Air pollution is a major problem of environmental health experienced by all residents of developed and developing countries. A 2013 study by the WHO International Agency for Cancer Research (IARC) concluded that outdoor air pollution is a carcinogen for humans, especially for lung cancer. Outdoor air pollution in cities and rural areas is estimated to have caused premature death worldwide in 2012. So, what are the effects of air pollution? Let's see the following.
Impact of air pollution based on pollutants
Air pollutants such as carbon monoxide (CO), sulfur dioxide (SO2), nitrogen oxides (NOx), volatile organic compounds (VOC), ozone (O3), heavy metals, and particulates have chemical composition, reaction properties, emissions, disintegration time, and different abilities to spread over long or short distances.
1. Particulate (PM)
The main components of PM are sulfate, nitrate, ammonia, sodium chloride, carbon black, mineral dust, and water. It consists of a complex mixture of solid and liquid particles from organic and inorganic materials which float in the air. The most health-damaging particles are particles measuring 10 microns or less, which can penetrate and land deep in the lungs.
There is a close relationship between exposure to small particulate height (≤10 PM) and increased mortality and pain, both day to day or from time to time. Conversely, when small and fine particulate concentrations decrease, the mortality rate will also decrease. Small pollution particles have a health impact, even at very low concentrations.
In developing countries, indoor exposure to pollutants from burning solid-fueled households, such as traditional stoves, can increase the risk of acute respiratory infections and death in young children. Indoor air pollution due to the use of solid fuels is also a major risk factor for heart disease, chronic obstructive pulmonary disease, and lung cancer in adults.
2. Ozone (O3)
Ozone at ground level is one of the main elements of photochemical smog.

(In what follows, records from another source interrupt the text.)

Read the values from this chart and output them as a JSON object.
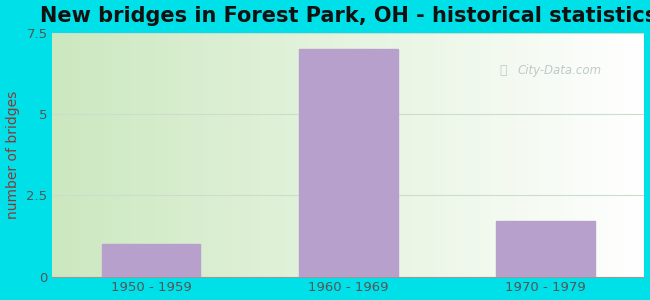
{
  "title": "New bridges in Forest Park, OH - historical statistics",
  "categories": [
    "1950 - 1959",
    "1960 - 1969",
    "1970 - 1979"
  ],
  "values": [
    1.0,
    7.0,
    1.7
  ],
  "bar_color": "#b8a0cc",
  "ylabel": "number of bridges",
  "ylabel_color": "#8b3a3a",
  "ylim": [
    0,
    7.5
  ],
  "yticks": [
    0,
    2.5,
    5,
    7.5
  ],
  "background_outer": "#00e0e8",
  "plot_bg_left": "#cce8c0",
  "plot_bg_right": "#ffffff",
  "title_fontsize": 15,
  "tick_color": "#555555",
  "watermark_text": "City-Data.com",
  "watermark_color": "#aabbbb",
  "grid_color": "#ccddcc"
}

This is formed by the reaction of sunlight (photochemical reactions) with pollutants, such as nitrogen oxide (NOx) from vehicles and industry, and VOCs emitted by vehicles, solvents, and industry. As a result, the highest level of ozone pollution occurs during periods of sunny weather.
Excessive ozone in the air can have an effect on human health. This can cause breathing problems, trigger asthma, reduce lung function, and also cause lung disease. Currently in Europe, ozone is considered the most worrying air pollutant. Several studies in Europe have reported that the daily mortality rate increased by 0.3%, and heart disease by 0.4%, every 10 micrograms per cubic meter increase in ozone in the air.
3. Nitrogen dioxide (NO2)
At short-term concentrations in excess of 200 micrograms per cubic merter, nitrogen dioxide is considered a toxic gas that causes significant inflammation of the respiratory tract. NO2 is the main source of nitrate aerosols which form small fractions of particulates. The main source of anthropogenic emissions of NO2 is the combustion process (heating, power generation, vehicle engines, and ships).
Epidemiological studies show that the symptoms of bronchitis in children who have asthma increase after long-term exposure to NO2. Reduction of lung function is also associated with NO2.
4. Sulfur dioxide (SO2)
SO2 is a colorless gas with a sharp odor. This is produced by the burning of fossil fuels (coal and oil), and the smelting of mineral ore containing sulfur. Anthropogenic sources for SO2 are combustion of sulfur-containing fossil fuels for domestic heating, power generation and motor vehicles.
SO2 can affect the respiratory system and lung function, and cause eye irritation. Inflammation of the respiratory tract causing coughing, mucus secretion, asthma, chronic bronchitis, and making people more susceptible to infections in the respiratory tract. Hospital patients for illness and death from heart problems continue to increase when SO2 levels are high.
5. Carbon monoxide (CO)
This gas prevents the absorption of oxygen by the blood. This can cause a significant decrease in oxygen supply to the heart, especially in people suffering from heart disease.